Attorney William L. Harris, a member of the Banneker team, said yesterday that team members had not been "precise" with the Redevelopment Land Agency board, "but it was not done as a deception.

"In some of the puffing material we may have said the space had been leased," he said.

In November, in an attempt to win community support, the Banneker group distributed a "Banneker Plaza project fact sheet" to Southwest residents which said "nearly one million square feet in the proposed project have been leased."

In testimony before the RLA board in October developer Theodore R. Lerner, a leading member of the Banneker team, testified: "We have real and bona fide commitments" from the Urban Institute, COMSAT, the American Enterprise Institute and the American Association for the Advancement of Science "for approximately 1.3 million square feet of office space out of the projected 1.8 million square feet for the entire site."

Lerner's lawyer, Evan Novenstein, said yesterday that "commitments" mean "they want to pursue it with us."

The claim of committed tenants plus Banneker's apparent superior financial ability to buy the 10-acre site in six months were two major reasons cited by RLA board members in their selection of that team last week.

Yesterday two of the four board members who voted for the Banneker group said they understood at the time that the buildings had not actually been leased.

City housing director Robert L. Moore said the "lease commitments" played a major role in his decision because Banneker was the only group with "clear letters of intent" from prospective tenants "and that's the best you are going to get until they get the land."

Board member Stephen Klein said he did not believe Banneker had misrepresented its situation. "They were far more specific about their tenants" than other competitors, he said.

Nira Long and the Rev. Ernest Gibson, the other two board members who voted for Banneker, could not be reached for comment.

William Berman of COMSAT, the largest prospective Portal tenant, said yesterday, "We have a gentlemen's agreement that we would neogitate with them Banneker and that we want to occupy that site, but they can't go to court to sue us. We intend to go ahead and work out a deal."

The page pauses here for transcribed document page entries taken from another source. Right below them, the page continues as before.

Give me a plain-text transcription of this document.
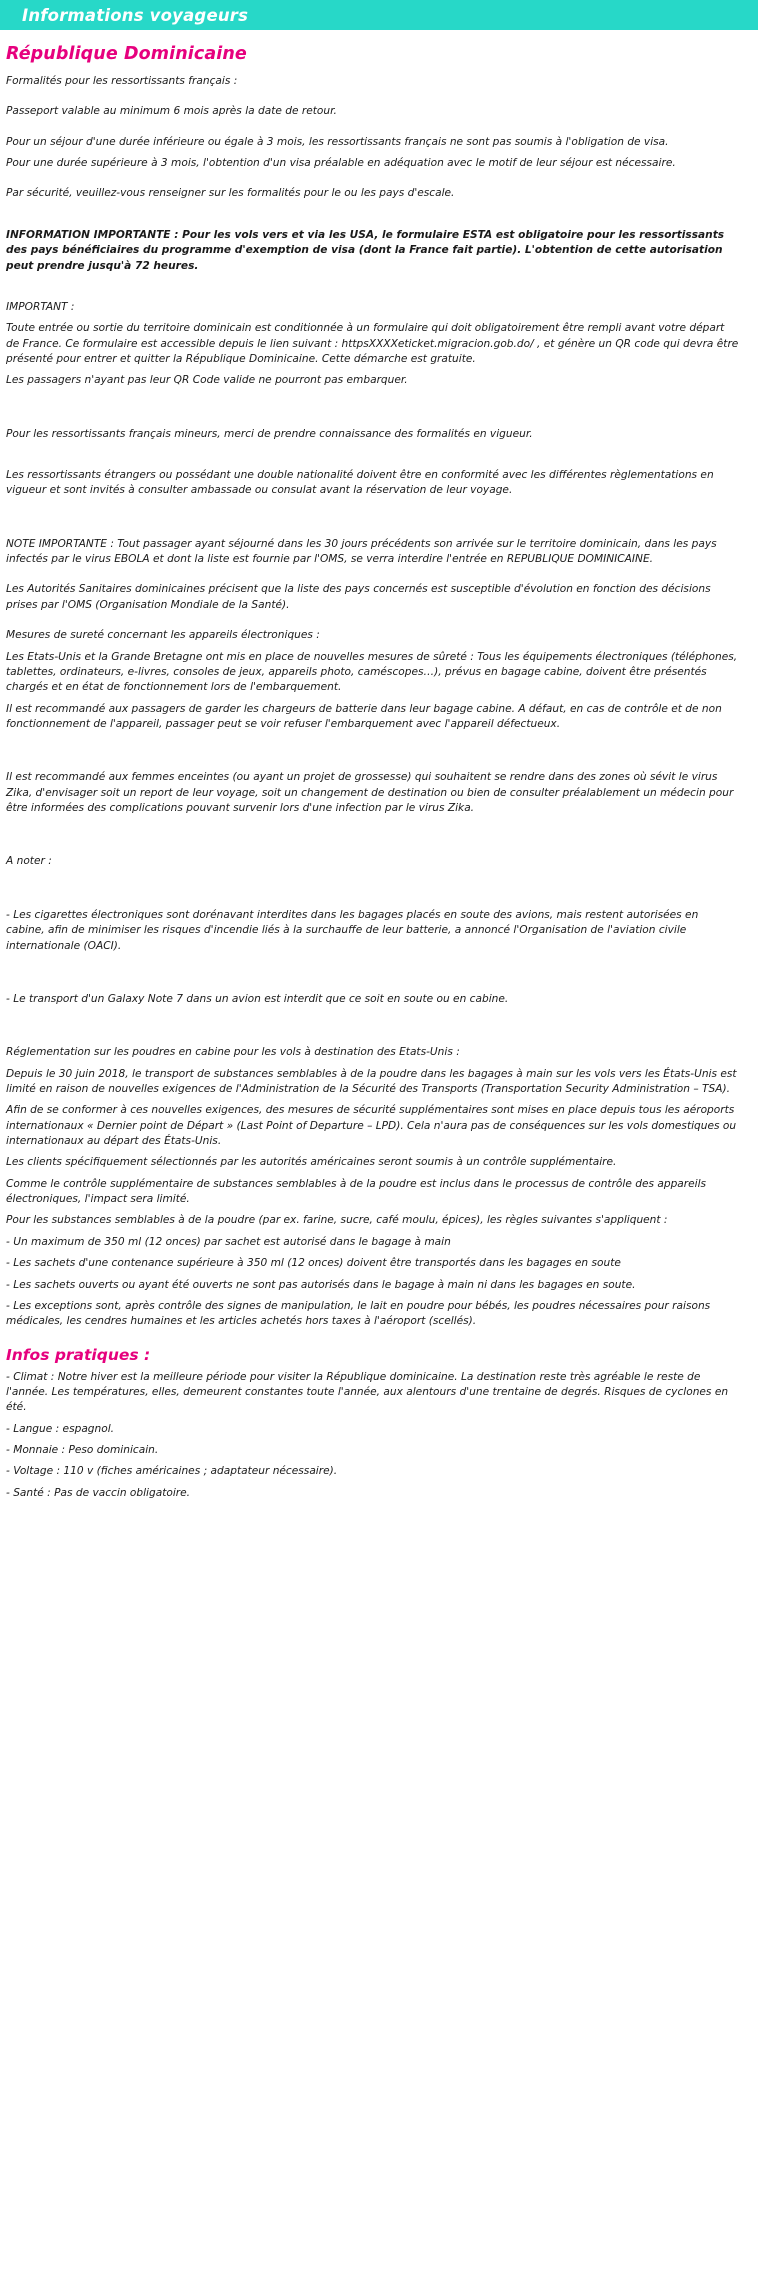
Informations voyageurs
République Dominicaine

Formalités pour les ressortissants français :

Passeport valable au minimum 6 mois après la date de retour.

Pour un séjour d'une durée inférieure ou égale à 3 mois, les ressortissants français ne sont pas soumis à l'obligation de visa.

Pour une durée supérieure à 3 mois, l'obtention d'un visa préalable en adéquation avec le motif de leur séjour est nécessaire.

Par sécurité, veuillez-vous renseigner sur les formalités pour le ou les pays d'escale.

INFORMATION IMPORTANTE : Pour les vols vers et via les USA, le formulaire ESTA est obligatoire pour les ressortissants des pays bénéficiaires du programme d'exemption de visa (dont la France fait partie). L'obtention de cette autorisation peut prendre jusqu'à 72 heures.

IMPORTANT :

Toute entrée ou sortie du territoire dominicain est conditionnée à un formulaire qui doit obligatoirement être rempli avant votre départ de France. Ce formulaire est accessible depuis le lien suivant : httpsXXXXeticket.migracion.gob.do/ , et génère un QR code qui devra être présenté pour entrer et quitter la République Dominicaine. Cette démarche est gratuite.

Les passagers n'ayant pas leur QR Code valide ne pourront pas embarquer.

Pour les ressortissants français mineurs, merci de prendre connaissance des formalités en vigueur.

Les ressortissants étrangers ou possédant une double nationalité doivent être en conformité avec les différentes règlementations en vigueur et sont invités à consulter ambassade ou consulat avant la réservation de leur voyage.

NOTE IMPORTANTE : Tout passager ayant séjourné dans les 30 jours précédents son arrivée sur le territoire dominicain, dans les pays infectés par le virus EBOLA et dont la liste est fournie par l'OMS, se verra interdire l'entrée en REPUBLIQUE DOMINICAINE.

Les Autorités Sanitaires dominicaines précisent que la liste des pays concernés est susceptible d'évolution en fonction des décisions prises par l'OMS (Organisation Mondiale de la Santé).

Mesures de sureté concernant les appareils électroniques :

Les Etats-Unis et la Grande Bretagne ont mis en place de nouvelles mesures de sûreté : Tous les équipements électroniques (téléphones, tablettes, ordinateurs, e-livres, consoles de jeux, appareils photo, caméscopes…), prévus en bagage cabine, doivent être présentés chargés et en état de fonctionnement lors de l'embarquement.

Il est recommandé aux passagers de garder les chargeurs de batterie dans leur bagage cabine. A défaut, en cas de contrôle et de non fonctionnement de l'appareil, passager peut se voir refuser l'embarquement avec l'appareil défectueux.

Il est recommandé aux femmes enceintes (ou ayant un projet de grossesse) qui souhaitent se rendre dans des zones où sévit le virus Zika, d'envisager soit un report de leur voyage, soit un changement de destination ou bien de consulter préalablement un médecin pour être informées des complications pouvant survenir lors d'une infection par le virus Zika.

A noter :

- Les cigarettes électroniques sont dorénavant interdites dans les bagages placés en soute des avions, mais restent autorisées en cabine, afin de minimiser les risques d'incendie liés à la surchauffe de leur batterie, a annoncé l'Organisation de l'aviation civile internationale (OACI).

- Le transport d'un Galaxy Note 7 dans un avion est interdit que ce soit en soute ou en cabine.

Réglementation sur les poudres en cabine pour les vols à destination des Etats-Unis :

Depuis le 30 juin 2018, le transport de substances semblables à de la poudre dans les bagages à main sur les vols vers les États-Unis est limité en raison de nouvelles exigences de l'Administration de la Sécurité des Transports (Transportation Security Administration – TSA).

Afin de se conformer à ces nouvelles exigences, des mesures de sécurité supplémentaires sont mises en place depuis tous les aéroports internationaux « Dernier point de Départ » (Last Point of Departure – LPD). Cela n'aura pas de conséquences sur les vols domestiques ou internationaux au départ des États-Unis.

Les clients spécifiquement sélectionnés par les autorités américaines seront soumis à un contrôle supplémentaire.

Comme le contrôle supplémentaire de substances semblables à de la poudre est inclus dans le processus de contrôle des appareils électroniques, l'impact sera limité.

Pour les substances semblables à de la poudre (par ex. farine, sucre, café moulu, épices), les règles suivantes s'appliquent :

- Un maximum de 350 ml (12 onces) par sachet est autorisé dans le bagage à main

- Les sachets d'une contenance supérieure à 350 ml (12 onces) doivent être transportés dans les bagages en soute

- Les sachets ouverts ou ayant été ouverts ne sont pas autorisés dans le bagage à main ni dans les bagages en soute.

- Les exceptions sont, après contrôle des signes de manipulation, le lait en poudre pour bébés, les poudres nécessaires pour raisons médicales, les cendres humaines et les articles achetés hors taxes à l'aéroport (scellés).

Infos pratiques :

- Climat : Notre hiver est la meilleure période pour visiter la République dominicaine. La destination reste très agréable le reste de l'année. Les températures, elles, demeurent constantes toute l'année, aux alentours d'une trentaine de degrés. Risques de cyclones en été.

- Langue : espagnol.

- Monnaie : Peso dominicain.

- Voltage : 110 v (fiches américaines ; adaptateur nécessaire).

- Santé : Pas de vaccin obligatoire.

Representatives from the other companies echoed Berman's enthusiasm for the Portal project. All said they intend to move ahead with plans to lease space there.

Several city real estate experts said the leases cannot be negotiated until the developers headed by Lerner and office and apartment builder Melvin Lenkin buy the site at the foot of the 14th Street bridge from the city, arrange their financing and nail down their construction costs. These three ingredients plus a margin for profits will determine how much the Banneker group will charge for the space at the seven office buildings it plans to build on the Portal tract.

Each of the four prospective tenants said that their lease agreements would probably be contingent on their receiving a share in the ownership of their buildings. Such ownership might diminish the holdings of the partners in the Banneker group, including the six minority partners who now own 43.5 percent of the project. That large share of minority ownership was another major selling point for some RLA board members.

During its deliberations, RLA repeatedly asked the Banneker group and the other teams to explain what would happen to the minority holdings if part of the ownership had to be given to a financing institution in exchange for financing.

The Banneker team said since much of the project had been leased a lender would not require part ownership.